Aaron Caffrey, the 19-year-old who faced trail at
Southwark crown court last week, was accused of hacking into the
computer system of the second biggest port in the US.
The denial of service attack, which came shortly after 11
September, exploited a security loophole that had been well
publicised for almost a year.
Oil tankers and other ships entering the port of Houston were
placed at serious risk after a denial of service attack launched
from Caffrey's home computer halted a website which was carrying
vital navigational data used by shipping pilots.
The website carried data on weather, tides, and water depths.
Without access to the site, there could have been "catastrophic
consequences to life and limb" the court heard.

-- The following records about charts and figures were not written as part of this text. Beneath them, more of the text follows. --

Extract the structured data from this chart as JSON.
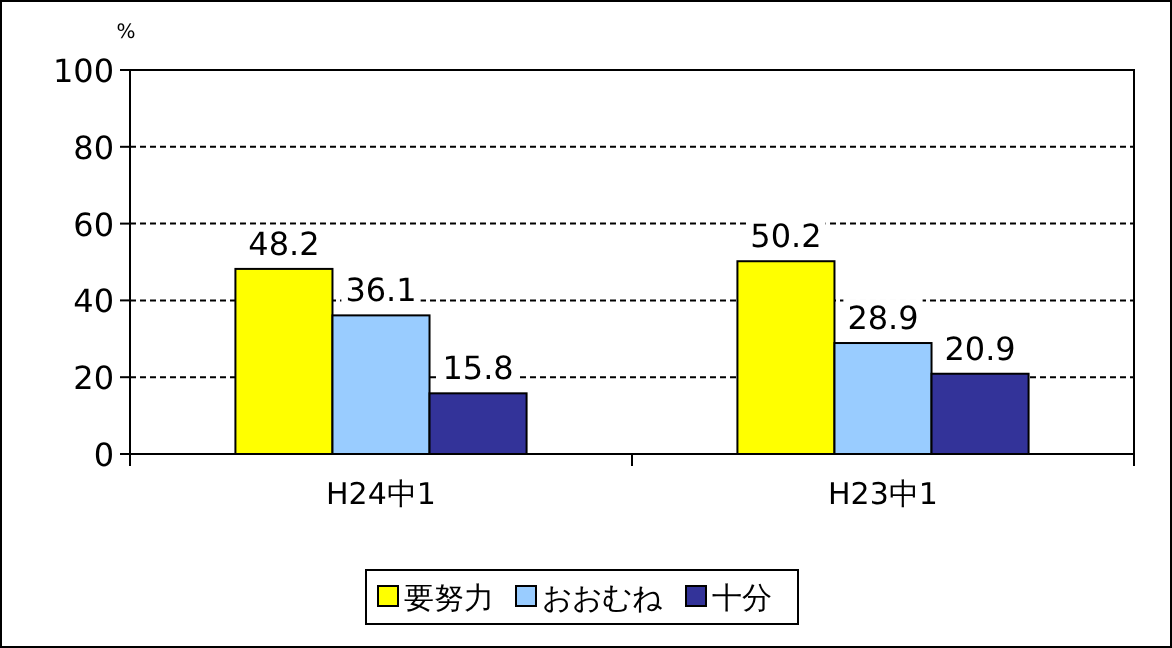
{
  "chart_data": {
    "type": "bar",
    "ylabel": "%",
    "categories": [
      "H24中1",
      "H23中1"
    ],
    "series": [
      {
        "name": "要努力",
        "color": "#ffff00",
        "values": [
          48.2,
          50.2
        ]
      },
      {
        "name": "おおむね",
        "color": "#99ccff",
        "values": [
          36.1,
          28.9
        ]
      },
      {
        "name": "十分",
        "color": "#333399",
        "values": [
          15.8,
          20.9
        ]
      }
    ],
    "ylim": [
      0,
      100
    ],
    "yticks": [
      0,
      20,
      40,
      60,
      80,
      100
    ],
    "grid": "y",
    "legend": "bottom",
    "data_labels": true
  }
}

Detectives from Scotland Yard's computer crime unit found
software on Caffrey's PC designed to exploit a security
vulnerability in Microsoft's Internet Information Server software
during a raid on Caffrey's parents' house in January 2002.
The custom-written software exploited a vulnerability in servers
using Microsoft software that had been publicised for a year before
Caffrey allegedly launched his denial of service attack, it has
emerged.
The port of Houston could have protected itself by ensuring its
servers had been patched with the latest Microsoft updates.
Paul Addison, for the prosecution, told the court that Caffrey
had used Unicode software to launch a distributed denial of service
attack against a girl called Bokkie he had met on an online chat
service.
The software allegedly took control of an undisclosed number of
servers with the Unicode vulnerability, including the port of
Houston server, and used them to flood the girl's computer with
thousands of electronic messages or "pings".
Systems logs for 20 September identified Caffrey's IP address
and the IP address of his target.
Caffrey denied breaching the Computer Misuse Act. He told police
that hackers had broken into his PC and used a Trojan programme to
launch the attack and plant incriminating evidence.